AMAN Yönetim Kurulu Başkanı Abdulkadir el-Hüseyni, Filistinliler arasında yolsuzluk yapıldığı konusunda ağır basan bir intibanın hakim olduğunu belirtti.
Filistin Anket ve Siyasi Araştırmalar Merkezi tarafından yürütülen kamuoyu yoklamasına göre, Filistinlilerin yüzde 80’i Filistin idari kurumlarında yolsuzluk olduğuna inanıyor.
Bununla birlikte 2010 yılında Filistin Devlet Başkanı Mahmud Abbas'ın kararıyla kurulan Yolsuzlukla Mücadele Komisyonu, şikayetleri alıp soruşturarak ve yolsuzlukla ilgili davalar açarak yolsuzluğu ortadan kaldırma çalışmalarını sürdürüyor.

İktidar şeffaflığında zaaf sürüyor
AMAN’ın yıllık raporuna göre, yönetim ile kamu bütçesinin şeffaflığı ve hukukun üstünlüğü konusunda ve yine İsrail ile yapılan mali denetimlerin takibinde süregelen zaaflar bulunuyor. Bununla birlikte kamu harcamalarını rasyonelleştirmeye yönelik güncel ve kapsamlı bir planın bulunmaması, kamu borç verilerinin açıklanmaması da zaaflardan bazıları.  Rapor, güvenlik sektöründeki şeffaflığın  "orta düzeyde olduğunu, ancak gözetim ve hesap verebilirliğin güvenlik hizmetleri, özellikle istihbarat hizmetleri üzerindeki zayıf etkinliği nedeniyle yolsuzluğu engellemediğini" belirtti. Rapor, bilgi eksikliğinin devam ettiğini doğruladı. Raporda, üst düzey hükümet görevlerinde eşit fırsatlar ve rekabet ilkesine bağlı kalmadan atamaların ve terfilerin sürdürülmesinin yanı sıra, bazı hükümet yetkililerinin çalışmalarında şeffaflık eksikliği de dile getirildi.

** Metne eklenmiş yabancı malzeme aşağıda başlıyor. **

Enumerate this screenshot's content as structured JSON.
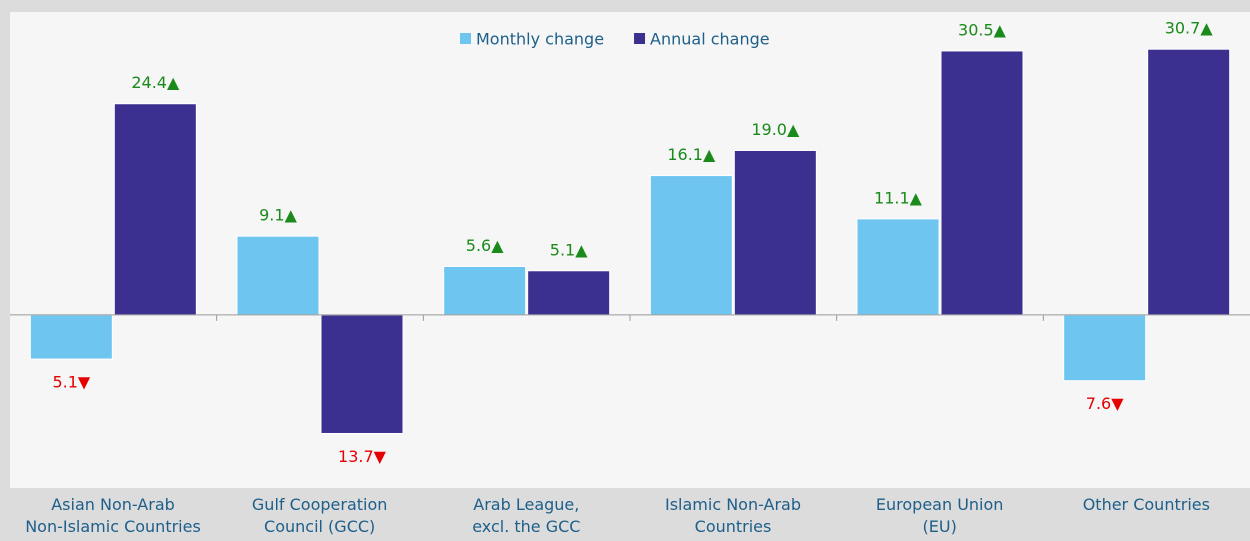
{
  "chart_data": {
    "type": "bar",
    "categories": [
      "Asian Non-Arab\nNon-Islamic Countries",
      "Gulf Cooperation\nCouncil (GCC)",
      "Arab League,\nexcl. the GCC",
      "Islamic Non-Arab\nCountries",
      "European Union\n(EU)",
      "Other Countries"
    ],
    "series": [
      {
        "name": "Monthly change",
        "color": "#6ec6f0",
        "values": [
          -5.1,
          9.1,
          5.6,
          16.1,
          11.1,
          -7.6
        ],
        "value_labels": [
          "5.1▼",
          "9.1▲",
          "5.6▲",
          "16.1▲",
          "11.1▲",
          "7.6▼"
        ]
      },
      {
        "name": "Annual change",
        "color": "#3b2f8f",
        "values": [
          24.4,
          -13.7,
          5.1,
          19.0,
          30.5,
          30.7
        ],
        "value_labels": [
          "24.4▲",
          "13.7▼",
          "5.1▲",
          "19.0▲",
          "30.5▲",
          "30.7▲"
        ]
      }
    ],
    "ylim": [
      -20,
      35
    ],
    "positive_label_color": "#1a8a1a",
    "negative_label_color": "#e60000",
    "legend": "top"
  }
}
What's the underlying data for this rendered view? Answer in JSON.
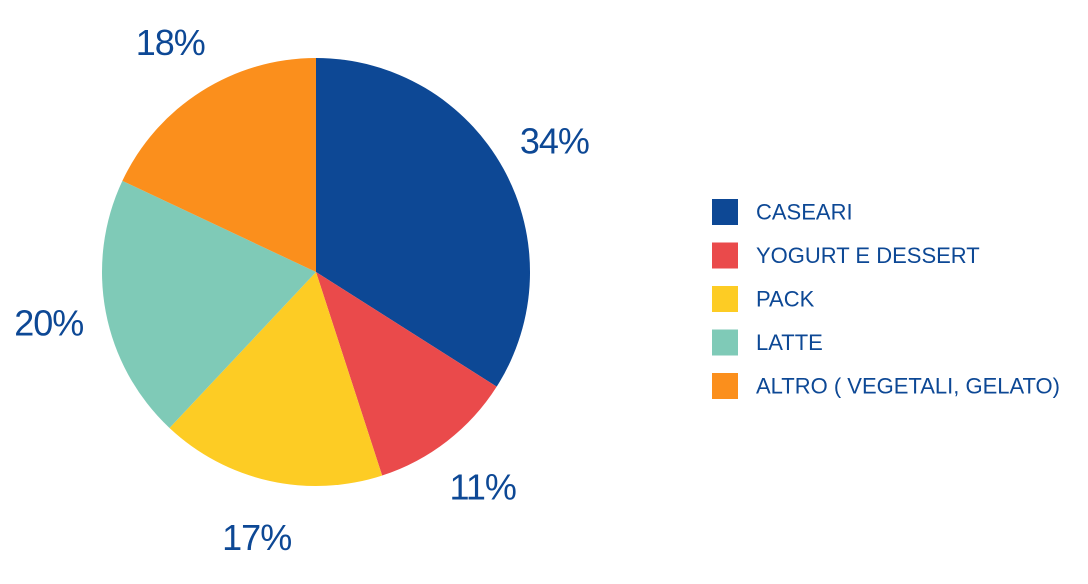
{
  "chart_data": {
    "type": "pie",
    "categories": [
      "CASEARI",
      "YOGURT E DESSERT",
      "PACK",
      "LATTE",
      "ALTRO ( VEGETALI, GELATO)"
    ],
    "values": [
      34,
      11,
      17,
      20,
      18
    ],
    "data_labels": [
      "34%",
      "11%",
      "17%",
      "20%",
      "18%"
    ],
    "colors": [
      "#0d4895",
      "#ea4a4b",
      "#fdcc24",
      "#7fcab7",
      "#fb8f1c"
    ],
    "start_direction": "top",
    "direction": "clockwise",
    "legend_placement": "right",
    "label_color": "#0d4895"
  }
}
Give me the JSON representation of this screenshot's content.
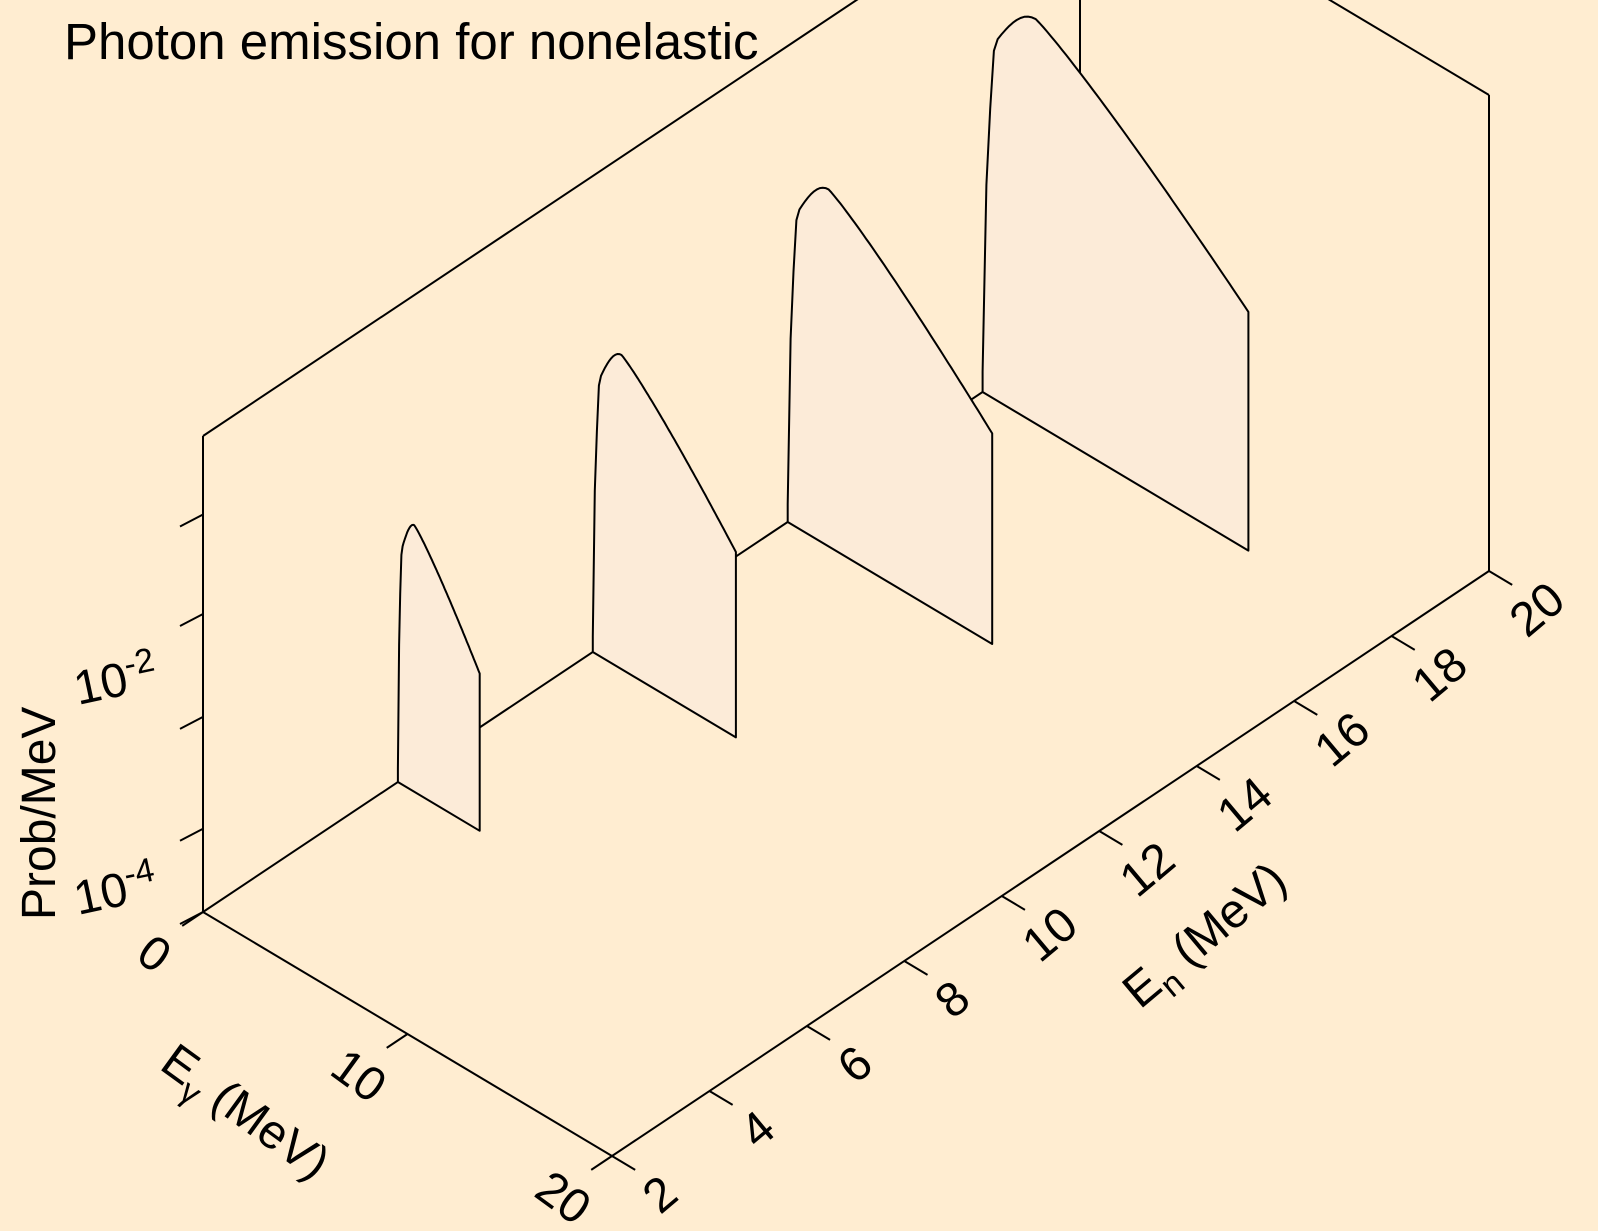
{
  "chart_data": {
    "type": "3d-waterfall",
    "title": "Photon emission for nonelastic",
    "zlabel": "Prob/MeV",
    "zscale": "log",
    "z_ticks": [
      "10",
      "10"
    ],
    "z_tick_exponents": [
      "-2",
      "-4"
    ],
    "xlabel_main": "E",
    "xlabel_sub": "γ",
    "xlabel_units": " (MeV)",
    "x_ticks": [
      "0",
      "10",
      "20"
    ],
    "ylabel_main": "E",
    "ylabel_sub": "n",
    "ylabel_units": " (MeV)",
    "y_ticks": [
      "2",
      "4",
      "6",
      "8",
      "10",
      "12",
      "14",
      "16",
      "18",
      "20"
    ],
    "xlim": [
      0,
      20
    ],
    "ylim": [
      2,
      20
    ],
    "series": [
      {
        "En": 6,
        "Egamma_max": 4,
        "peak_height": 0.56
      },
      {
        "En": 10,
        "Egamma_max": 7,
        "peak_height": 0.66
      },
      {
        "En": 14,
        "Egamma_max": 10,
        "peak_height": 0.75
      },
      {
        "En": 18,
        "Egamma_max": 13,
        "peak_height": 0.85
      }
    ]
  }
}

AMAN Yönetim Kurulu Başkanı Abdulkadir el-Hüseyni, ana denetim organı olan Yasama Konseyinin yokluğu, yargının zayıflığının ve yetkilerin küçük bir gruba sınırlandırılmasının yolsuzluğun özelliklerinden olduğunu düşünüyor. Ancak, son iki yıl içinde yolsuzluk davalarının resmi olarak daha ciddi şekilde ele alındığını belirten el-Hüseyni, yeni bir hükümetin ve Yolsuzlukla Mücadele Komisyonu'na gelen yeni bir başkanının varlığı, yolsuzlukla mücadelede Filistinlilerin güvenini arttırdığını ve bu nedenle yolsuzluk davalarında şikayet sayısının ikiye katlandığını belirtti.

Kamu sektöründe yolsuzluk
Filistin Maliye Bakanlığı'nın gerekli bilgileri tamamlayamaması nedeniyle Filistin'in "Küresel Yolsuzluk Algısı” endeksine dahil edilmediğine işaret eden el-Hüseyni, "bilgi edinme hakkı" yasasının onaylanmasına ek olarak, tekel hizmetleri ve emtia sektörlerini organize etmek ve şeffaflık sağlamak için bağımsız organlar kurma gereğini vurguladı.
Söz konusu yasa, yolsuzlukla mücadelede önemli bir unsur teşkil etmesine rağmen 2006 yılından bu yana Bakanlar Kurulu koridorlarında şimdiye kadar onaylanmayı beklemektedir.
Öte yandan, Yolsuzlukla Mücadele Komisyonu Hukuk İşleri Genel Müdürü Raşa Amarna, Filistin Yönetiminin kuruluşundan 2004 yılına kadar bakanlıklarda, kamu ve yerel kurumlarda kurumsallaşmanın olmamasının yolsuzluğa elverişli bir ortam yaratılmasına katkıda bulunduğunu söyledi.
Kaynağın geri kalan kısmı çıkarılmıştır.